How to read the numbers! Real Estate.

HOW TO READ THE NUMBERS

4:00AM Saturday Jul 04, 2009
By Anne Gibson

This guide to the data-issuers in the housing, farming and construction sectors gives a spread of the range of facts and associated opinions being issued.

QV

Government or state-owned business which issues national house sales data on a monthly basis and breaks its data down regionally. It has an index which measures price fluctuations.

This organisation is the most bearish about the market right now, noting an 8 per cent annual house price fall. Data is compiled for the previous three months and the sale price is expressed as a pure average or mean price.

Real Estate Institute

Licensed agencies supply figures to the Parnell-headquartered national organisation which both represents and disciplines its members. This information’s strength lies in numbers – thousands of agents supplying sales about to settle – until deregulation later this year when agents no long have to be REINZ members.

Then, the data set could be under considerable threat if agents abandon their lobby group. REINZ issues monthly statistics for rural and urban property sales and does this by calculating median figures. Unconditional sales from members are presented. The organisation tends to be eternally optimistic, like many real estate agents.

Barfoot & Thompson

Auckland’s largest real estate agency which issues figures based on deals every month. It calculates sales based on average sale prices. Because it sells a third of the houses in the country’s biggest city, experts are keen on these figures.

Harcourts

NZ’s largest real estate agency with 180 offices issues monthly statistics in its MarketWatch and breaks these down into five regions with Auckland lumped into the northern region and no conclusive national figure. Records average written sales and claims moral high ground for deals achieved – rather than REINZ unconditional sales contracts.

Realestate.co.nz

Calls itself “the official website of the real estate industry”, jointly owned by REINZ and a powerful band of agents: Barfoot & Thompson, Bayleys, Harcourts, Harveys, Ray White and L.J. Hooker.

This website-based business claims to have 94 per cent of all licensed real estate offices subscribing and posting listings. Chief executive Alistair Helm also has a regular blog.

Sheldons

This North Shore arm of the valuation business issues individual house price figures on settled transactions sporadically. These are not widely reported on but the valuers claim the moral high ground because they are the only organisation which measure like-for-like sales.

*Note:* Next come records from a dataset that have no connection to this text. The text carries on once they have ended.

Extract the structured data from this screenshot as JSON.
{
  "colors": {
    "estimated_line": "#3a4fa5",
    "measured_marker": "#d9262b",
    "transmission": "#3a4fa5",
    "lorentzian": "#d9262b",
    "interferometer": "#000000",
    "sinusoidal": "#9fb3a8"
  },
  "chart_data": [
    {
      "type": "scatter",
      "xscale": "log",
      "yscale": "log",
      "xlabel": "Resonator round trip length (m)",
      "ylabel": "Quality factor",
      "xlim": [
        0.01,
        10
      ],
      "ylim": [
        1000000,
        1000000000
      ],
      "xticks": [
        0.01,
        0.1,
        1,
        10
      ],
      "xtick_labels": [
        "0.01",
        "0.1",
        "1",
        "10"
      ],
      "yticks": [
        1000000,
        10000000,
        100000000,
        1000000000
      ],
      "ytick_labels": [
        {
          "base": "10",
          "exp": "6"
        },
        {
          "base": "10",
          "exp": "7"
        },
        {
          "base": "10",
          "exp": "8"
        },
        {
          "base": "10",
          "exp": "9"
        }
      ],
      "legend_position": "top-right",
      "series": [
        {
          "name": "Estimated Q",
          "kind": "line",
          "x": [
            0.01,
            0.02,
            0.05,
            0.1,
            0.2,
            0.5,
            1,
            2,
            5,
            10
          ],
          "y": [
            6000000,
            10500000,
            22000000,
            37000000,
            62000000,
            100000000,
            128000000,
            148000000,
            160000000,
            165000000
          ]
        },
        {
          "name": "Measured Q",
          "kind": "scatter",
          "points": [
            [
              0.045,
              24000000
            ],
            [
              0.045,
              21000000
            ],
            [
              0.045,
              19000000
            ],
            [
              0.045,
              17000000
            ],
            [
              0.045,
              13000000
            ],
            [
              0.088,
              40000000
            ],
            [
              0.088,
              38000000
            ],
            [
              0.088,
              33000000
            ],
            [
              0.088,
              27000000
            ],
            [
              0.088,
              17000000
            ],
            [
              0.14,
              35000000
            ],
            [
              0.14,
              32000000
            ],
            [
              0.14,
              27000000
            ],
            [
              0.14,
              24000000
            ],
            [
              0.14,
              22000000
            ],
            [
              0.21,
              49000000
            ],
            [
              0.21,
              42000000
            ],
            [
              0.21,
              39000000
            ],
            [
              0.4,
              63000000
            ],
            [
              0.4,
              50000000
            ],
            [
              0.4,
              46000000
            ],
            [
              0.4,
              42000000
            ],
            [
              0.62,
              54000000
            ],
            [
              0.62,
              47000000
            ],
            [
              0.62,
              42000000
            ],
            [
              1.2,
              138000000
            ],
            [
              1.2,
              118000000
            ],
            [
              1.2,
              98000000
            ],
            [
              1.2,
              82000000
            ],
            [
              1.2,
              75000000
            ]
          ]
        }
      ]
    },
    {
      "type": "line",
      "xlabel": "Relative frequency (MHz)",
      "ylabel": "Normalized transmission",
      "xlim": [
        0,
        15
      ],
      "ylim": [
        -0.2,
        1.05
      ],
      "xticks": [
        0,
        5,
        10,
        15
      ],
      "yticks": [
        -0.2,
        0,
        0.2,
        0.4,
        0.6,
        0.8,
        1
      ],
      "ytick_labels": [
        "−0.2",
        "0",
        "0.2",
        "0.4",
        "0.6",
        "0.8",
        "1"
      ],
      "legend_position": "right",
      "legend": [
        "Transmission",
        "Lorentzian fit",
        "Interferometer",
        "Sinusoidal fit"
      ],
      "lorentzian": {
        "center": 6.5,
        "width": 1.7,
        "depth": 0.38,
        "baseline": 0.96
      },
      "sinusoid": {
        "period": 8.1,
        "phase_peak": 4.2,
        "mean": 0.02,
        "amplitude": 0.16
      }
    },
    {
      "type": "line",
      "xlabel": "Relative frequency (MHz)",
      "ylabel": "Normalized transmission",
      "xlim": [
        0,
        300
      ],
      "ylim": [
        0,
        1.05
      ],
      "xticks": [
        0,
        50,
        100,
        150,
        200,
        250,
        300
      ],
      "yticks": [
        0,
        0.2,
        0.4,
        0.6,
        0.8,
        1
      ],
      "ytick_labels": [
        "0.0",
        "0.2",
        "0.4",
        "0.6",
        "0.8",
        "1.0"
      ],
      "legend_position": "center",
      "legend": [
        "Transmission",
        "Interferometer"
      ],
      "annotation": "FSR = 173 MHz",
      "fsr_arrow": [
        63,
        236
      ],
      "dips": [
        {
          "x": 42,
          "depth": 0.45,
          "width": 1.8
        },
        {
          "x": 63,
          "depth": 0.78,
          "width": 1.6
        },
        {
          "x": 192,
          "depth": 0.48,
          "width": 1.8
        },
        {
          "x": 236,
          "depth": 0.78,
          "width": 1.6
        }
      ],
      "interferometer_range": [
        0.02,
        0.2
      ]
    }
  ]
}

All other data sets are invalid, they say. They take about 20 houses in their area which sold a short time ago, perhaps in 2007 or last year, and then show the new price after they have re-sold recently.

Statistics New Zealand

No house sales but building consent data on a monthly basis shows the number of residential and non-residential consent applications, an indication of the health of the $12 billion construction sector. Also issues quarterly figures on building work put in place including additions and alterations, giving a bigger picture of actual building work done.

First National

One of the larger real estate chains has been sending out monthly data lately but mainly promotional rather than factual. The 75-agency chain this week noted strong interest from investors and first-home buyers but gave away no raw price data.